La dernière fois que pareille mésaventure était arrivée à la « Roja », il y a un an, l'Espagne avait été battue par les États-Unis (0-2) à la surprise générale, lors de la Coupe des confédérations.
Depuis cette désillusion, les joueurs espagnols restaient sur 12 victoires, dont certaines de prestige contre l'Argentine (2-1) et en France (2-0). Au passage, l'attaque de feu avait inscrit 40 buts, dont 6 face à la Pologne (6-0) le 8 juin à Murcie lors du dernier match de préparation.
Hier, à Durban, les deux gâchettes Torres, entré en jeu à la 61e minute, et Villa sont pourtant restées muettes. Le buteur de Liverpool et celui qui vient de signer au FC Barcelone se sont fait piéger par une défense suisse de haut niveau qui a pourtant perdu en cours de route Senderos, sorti avec une entorse à une cheville (36), sans que cela nuise à son rendement !
Seul titulaire en pointe, Villa, 2e meilleur buteur de l'histoire en sélection espagnole avec 38 buts, n'a jamais pu se mettre réellement dans le sens du but.

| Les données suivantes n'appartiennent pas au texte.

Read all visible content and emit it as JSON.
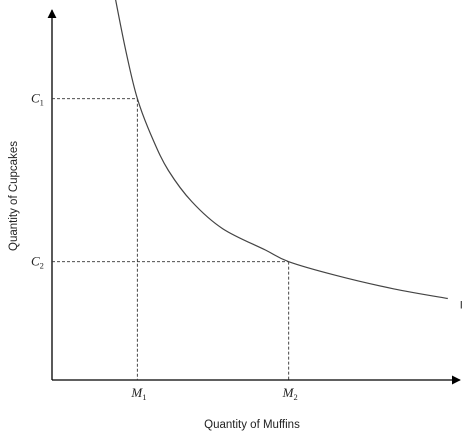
{
  "chart_data": {
    "type": "line",
    "title": "",
    "xlabel": "Quantity of Muffins",
    "ylabel": "Quantity of Cupcakes",
    "xlim": [
      0,
      11
    ],
    "ylim": [
      0,
      11
    ],
    "grid": false,
    "axis_arrows": true,
    "series": [
      {
        "name": "I",
        "color": "#444444",
        "points": [
          {
            "x": 1.6,
            "y": 10.0
          },
          {
            "x": 1.9,
            "y": 8.5
          },
          {
            "x": 2.2,
            "y": 7.25
          },
          {
            "x": 2.6,
            "y": 6.2
          },
          {
            "x": 3.0,
            "y": 5.4
          },
          {
            "x": 3.6,
            "y": 4.6
          },
          {
            "x": 4.4,
            "y": 3.9
          },
          {
            "x": 5.5,
            "y": 3.35
          },
          {
            "x": 6.1,
            "y": 3.05
          },
          {
            "x": 7.3,
            "y": 2.7
          },
          {
            "x": 8.8,
            "y": 2.35
          },
          {
            "x": 10.2,
            "y": 2.1
          }
        ]
      }
    ],
    "reference_points": [
      {
        "x": 2.2,
        "y": 7.25,
        "x_label": "M",
        "x_sub": "1",
        "y_label": "C",
        "y_sub": "1"
      },
      {
        "x": 6.1,
        "y": 3.05,
        "x_label": "M",
        "x_sub": "2",
        "y_label": "C",
        "y_sub": "2"
      }
    ]
  }
}
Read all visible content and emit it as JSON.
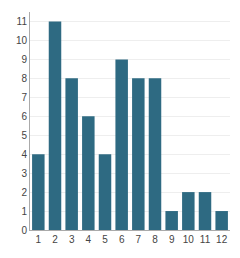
{
  "chart_data": {
    "type": "bar",
    "categories": [
      "1",
      "2",
      "3",
      "4",
      "5",
      "6",
      "7",
      "8",
      "9",
      "10",
      "11",
      "12"
    ],
    "values": [
      4,
      11,
      8,
      6,
      4,
      9,
      8,
      8,
      1,
      2,
      2,
      1
    ],
    "color": "#2e6a82",
    "ylim": [
      0,
      11.5
    ],
    "yticks": [
      0,
      1,
      2,
      3,
      4,
      5,
      6,
      7,
      8,
      9,
      10,
      11
    ],
    "grid": true
  }
}
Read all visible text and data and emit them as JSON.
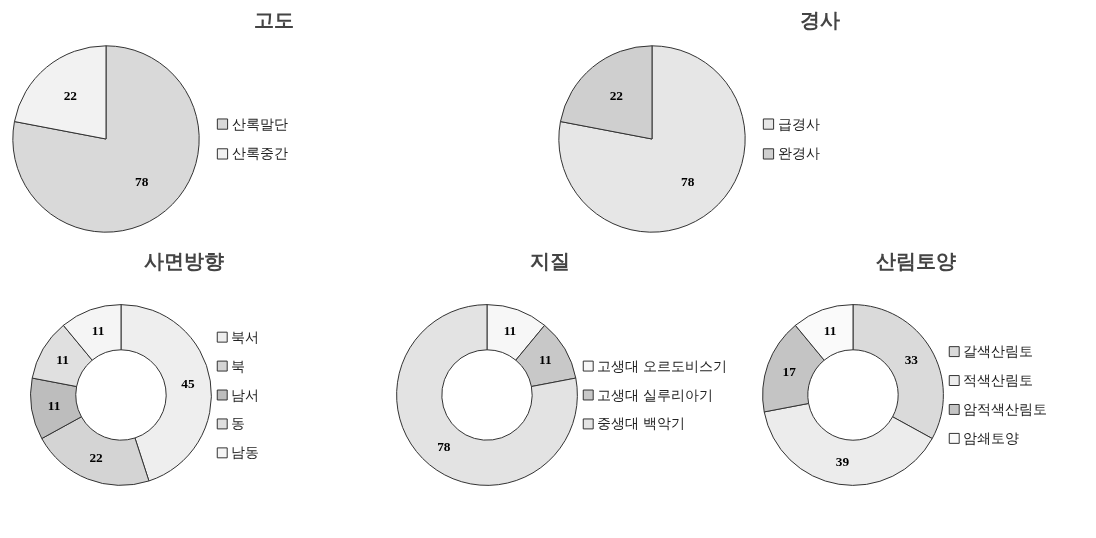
{
  "chart_data": [
    {
      "type": "pie",
      "title": "고도",
      "categories": [
        "산록말단",
        "산록중간"
      ],
      "values": [
        78,
        22
      ],
      "colors": [
        "#d9d9d9",
        "#f2f2f2"
      ],
      "data_labels": true,
      "legend": "right"
    },
    {
      "type": "pie",
      "title": "경사",
      "categories": [
        "급경사",
        "완경사"
      ],
      "values": [
        78,
        22
      ],
      "colors": [
        "#e6e6e6",
        "#cfcfcf"
      ],
      "data_labels": true,
      "legend": "right"
    },
    {
      "type": "donut",
      "title": "사면방향",
      "categories": [
        "북서",
        "북",
        "남서",
        "동",
        "남동"
      ],
      "values": [
        45,
        22,
        11,
        11,
        11
      ],
      "colors": [
        "#eeeeee",
        "#d4d4d4",
        "#bdbdbd",
        "#e0e0e0",
        "#f5f5f5"
      ],
      "data_labels": true,
      "legend": "right"
    },
    {
      "type": "donut",
      "title": "지질",
      "categories": [
        "고생대 오르도비스기",
        "고생대 실루리아기",
        "중생대 백악기"
      ],
      "values": [
        11,
        11,
        78
      ],
      "colors": [
        "#f7f7f7",
        "#c8c8c8",
        "#e3e3e3"
      ],
      "data_labels": true,
      "legend": "right"
    },
    {
      "type": "donut",
      "title": "산림토양",
      "categories": [
        "갈색산림토",
        "적색산림토",
        "암적색산림토",
        "암쇄토양"
      ],
      "values": [
        33,
        39,
        17,
        11
      ],
      "colors": [
        "#dadada",
        "#ececec",
        "#c4c4c4",
        "#fafafa"
      ],
      "data_labels": true,
      "legend": "right"
    }
  ]
}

Et quand il y est parvenu, il a tiré à côté alors que le but était vide (45) ou que le gardien suisse Benaglio s'est interposé (60). Esseulé, il a cependant trop systématiquement cherché le dribble gagnant, perdant toute sa spontanéité.
Le sélectionneur Vicente Del Bosque a alors choisi de lui adjoindre Torres, buteur lors de la finale remportée face à l'Allemagne à l'Euro 2008 (1-0). Sans résultat. L'attaquant de Liverpool a commencé par un bon appel suivi d'un tir au-dessus (68), avant de buter à son tour sur Benaglio (70) puis Grichting (70) et de manquer un contrôle facile (88) ; un raté symbolique de la panne espagnole en attaque.